Over on Whatever (you are reading Whatever, aren't you?) John Scalzi makes the best argument for going the regular publishing route I've seen yet. The joy of foreign sales.
Not all agents do foreign sales. And yes, they'll take a portion off the top. Okay, so your agent gets you a contract to sell your book to Botswanna, and you get $2000. The agent takes 15%, or $300, maybe a little more. So you go home with $1700. No agent, and you're probably not getting that sale. So, is it worth it? Hmm, $300 to get $1700, or nothing. Yeah, I'll take the $1700, thank you.
This is like some people who have said they don't want to play the lottery, or take a chance on winning a house, because if they win they don't want to pay the taxes. Hello? What? And the political argument about making more than $250,000 and paying more taxes. Really, you're going to take a paper hat job because you want to keep your tax liability less than 20%. You know, I've gone between tax brackets before. And just hitting above the current one sucks. It really does. But really, $250,000 a year and you think that's middle class? Um, nah. That isn't the richest, but that's pretty damn rich right there.

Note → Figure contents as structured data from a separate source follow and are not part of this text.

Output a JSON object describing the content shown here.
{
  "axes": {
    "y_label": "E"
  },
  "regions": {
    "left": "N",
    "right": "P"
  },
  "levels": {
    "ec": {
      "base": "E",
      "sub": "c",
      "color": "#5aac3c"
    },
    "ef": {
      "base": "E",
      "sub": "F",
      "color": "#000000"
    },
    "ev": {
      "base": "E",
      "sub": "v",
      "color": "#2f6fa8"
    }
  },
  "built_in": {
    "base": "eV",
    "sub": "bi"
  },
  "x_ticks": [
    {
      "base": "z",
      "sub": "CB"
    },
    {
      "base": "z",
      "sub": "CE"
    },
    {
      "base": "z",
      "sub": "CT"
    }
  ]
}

Sorry, got off track there.
But yeah, it's the agent's job to find markets for your work. They only get paid when they get you money. And then it's a percentage, they have a vested interest in your career and your income now and in the future. Really, better than sliced bread.
There are times when you should go a different route, many very legitimate. However, if you can go the other way, you should try it.